Jedidiah's Jerky is a brand of Jedidiah's Jerky and Gourmet Snacks, of Laughlin, NV. I've reviewed several of their jerky varieties over the past, read them all.
This "Old Fashion Style" is a new line of jerky to their portfolio of varieties, which also includes a Premium line, and a Private Reserve line.
My idea of Old Fashion Style beef jerky is something thick, dry, and chewy, with a simple recipe free of preservatives and automated machinery. Jedidiah's website says this is tenderized however, and goes on to say that this is how jerky was made, "back in the day".
Whole slices of beef, soy sauce, water, garlic, spices, natural smoke.
The first thing I taste from the surface of these pieces is a smoky flavor, followed by a saltiness, which seems to progress into a soy sauce flavor. Some light black pepper flavor is noticeable.
The chewing flavor starts with a stronger saltiness, and a more defined soy sauce flavor, and a slighly increased black pepper flavor.
I'd say the dominant flavor of this jerky is the soy sauce along with its associated saltiness. It starts out as a saltiness, but quickly starts to define itself on the surface flavor. Once you get into the chewing, it really makes itself known as soy sauce.
The natural meat flavors in this are noticeable, but still light. But I think it's just enough that I can call it the second-strongest flavor. There's also a slighly oily flavor as well that comes through.
While black pepper is easily visible on these pieces, it only has a light flavor.
The garlic mentioned in the ingredients list is barely noticeable.
The saltiness is at a high flavor intensity.
Overall, it's a simple tasting jerky, identified largely by a soy sauce flavor. There's some noticeable natural meat flavors, but is actually light, and a light black pepper flavor.
These are sliced of whole meat, sliced medium to thick thickness, and in small to medium sized pieces.
This is a dry jerky, with a mostly dry touch, but a little bit of oiliness. Tearing pieces apart with my fingers requires some effort, while chewing is quite chewy, and some pieces rather tough. However, I do find some pieces to be more easier to chew, but these are the exception.
The chewing texture starts out feeling hard and dry. Most pieces require a good deal of sucking and light biting before it starts to break apart. It takes several more chews until it finally gets down to a soft mass. And then at that point, it feels quite steak-like, though a touch crumbly. Some pieces break down much more quickly, but only a few.
From what I can see, there's no chunks or streaks of fat, and no gristle or tendon. However, several pieces leave behind small wads of unchewable tissue.
In terms of clean eating, it's somewhat clean. Just a faint trace of oil left behind on my finger tips. Though, the toughness in tearing pieces apart causes bits of black pepper to fly off on my lap and desk.

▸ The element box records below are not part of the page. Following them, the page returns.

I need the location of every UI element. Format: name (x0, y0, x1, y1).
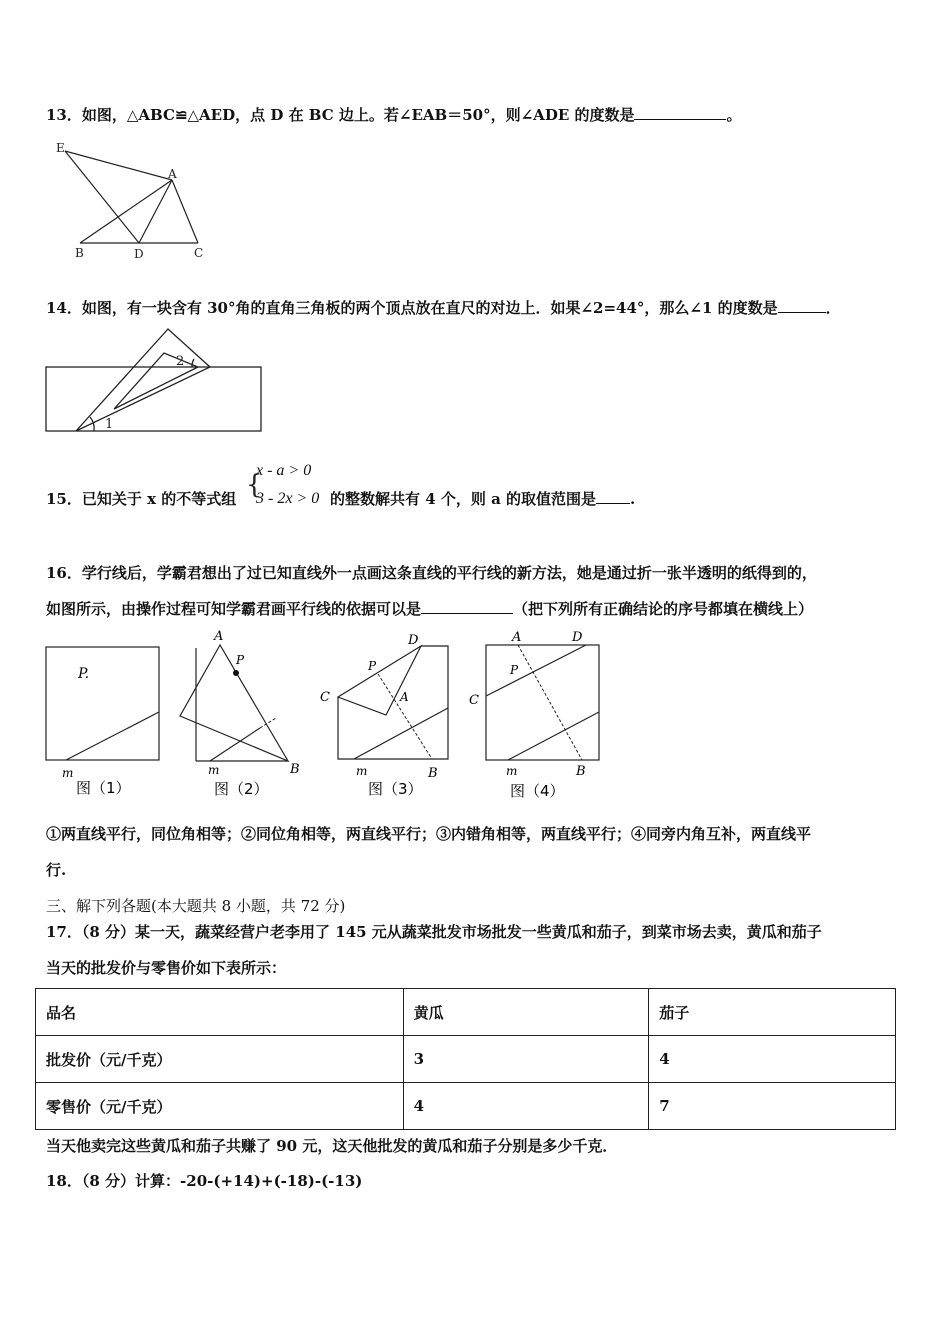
fig3-line-m (354, 708, 448, 759)
table-header-cell: 品名 (36, 989, 404, 1036)
q17-number: 17． (46, 923, 82, 941)
fig2-line-m (210, 728, 260, 761)
q13-figure (50, 138, 220, 263)
q15-end: . (630, 490, 636, 508)
fig4-label-b: B (576, 764, 586, 779)
q16-statement-1: 学行线后，学霸君想出了过已知直线外一点画这条直线的平行线的新方法，她是通过折一张半透明的纸得到的， (81, 564, 817, 582)
fig3-label-d: D (408, 633, 419, 648)
fig1-label-m: m (62, 766, 74, 780)
q18-text (46, 1170, 362, 1191)
q14-text (46, 297, 841, 318)
fig4-line-cd (486, 645, 586, 696)
table-cell: 7 (649, 1083, 896, 1130)
price-table (35, 988, 896, 1130)
q18-number: 18． (46, 1172, 82, 1190)
table-row (36, 1083, 896, 1130)
q16-figure-1 (40, 640, 170, 805)
q13-seg-ed (65, 151, 139, 243)
q13-seg-ac (172, 180, 198, 243)
fig3-fold-line (378, 674, 432, 759)
fig3-label-a: A (400, 690, 409, 704)
q13-seg-ea (65, 151, 172, 180)
q17-line2: 当天的批发价与零售价如下表所示： (46, 959, 287, 977)
q15-ineq2: 3 - 2x > 0 (256, 490, 320, 507)
q13-statement: 如图，△ABC≌△AED，点 D 在 BC 边上。若∠EAB＝50°，则∠ADE 的度数是 (81, 106, 635, 124)
q16-figure-4 (466, 626, 606, 806)
q17-statement-1: （8 分）某一天，蔬菜经营户老李用了 145 元从蔬菜批发市场批发一些黄瓜和茄子，到菜市场去卖，黄瓜和茄子 (81, 923, 822, 941)
table-cell: 批发价（元/千克） (36, 1036, 404, 1083)
fig4-label-c: C (469, 693, 479, 708)
q18-statement: （8 分）计算：-20-(+14)+(-18)-(-13) (81, 1172, 363, 1190)
fig3-label-m: m (356, 764, 368, 778)
q15-statement-a: 已知关于 x 的不等式组 (81, 490, 237, 508)
fig4-label-m: m (506, 764, 518, 778)
fig3-caption: 图（3） (368, 780, 423, 798)
q13-seg-ad (139, 180, 172, 243)
q13-seg-ab (80, 180, 172, 243)
q14-label-1: 1 (105, 417, 114, 432)
fig4-line-m (508, 712, 599, 760)
fig4-label-a: A (512, 630, 522, 645)
fig2-label-a: A (214, 629, 224, 644)
fig2-caption: 图（2） (214, 780, 269, 798)
table-cell: 4 (403, 1083, 649, 1130)
fig1-paper (46, 647, 159, 760)
q16-options-line1: ①两直线平行，同位角相等；②同位角相等，两直线平行；③内错角相等，两直线平行；④同旁内角互补，两直线平 (46, 825, 812, 843)
q14-ruler (46, 367, 261, 431)
q15-number: 15． (46, 490, 82, 508)
q16-figure-2 (172, 628, 312, 806)
table-header-row (36, 989, 896, 1036)
table-header-cell: 黄瓜 (403, 989, 649, 1036)
q13-number: 13． (46, 106, 82, 124)
q14-number: 14． (46, 299, 82, 317)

Jedidiah's Jerky sells this Old Fashion Style Original from their website at a price of $36.99 for one pound. Shipping is included in the price. That works out to a price of $2.31 per ounce.
For general jerky snacking purposes, at the $2.31 price per ounce, this seems to provide a fair value. I'm getting an average amount of snackability for a satisfactory flavor, and a steak-like chewing texture, though I'm not really a big fan of tough jerky. That $2.31 price per ounce is considerably higher than the mass-market brands of jerky found in grocery stores, yet I think this jerky is comparable in flavor and consistency.
I'm giving this an average rating.
This Old Fashion Style Original beef jerky from Jedidiah's Jerky seems to live up to the idea of how jerky could have been made a hundred years ago, dry, tough, and simple tasting. But it's not really "tender" as Jedidiah's website claims it is; at best I could only find a few pieces that were easier to chew compared to the rest of the pieces, but not necessarily tender.
For the most part, this jerky offers a soy sauce flavor, with a light natural meat flavor, and a light black pepper flavor. It's not exactly an interesting flavor, but then again, if it's meant to be "old fashion style", perhaps it lives up to its claim quite well and will satisfy those who are seeking such a jerky.
But for myself, I do get a fair amount of snackability, yet I'm finding it difficult to identify this as better than average. It's low flavor complexity, being mostly just soy sauce is my biggest "beef" with this. The dry tough chewing is one thing, but I can overlook that for a superior flavor.
My recommended beer pairing for this, try an IPA.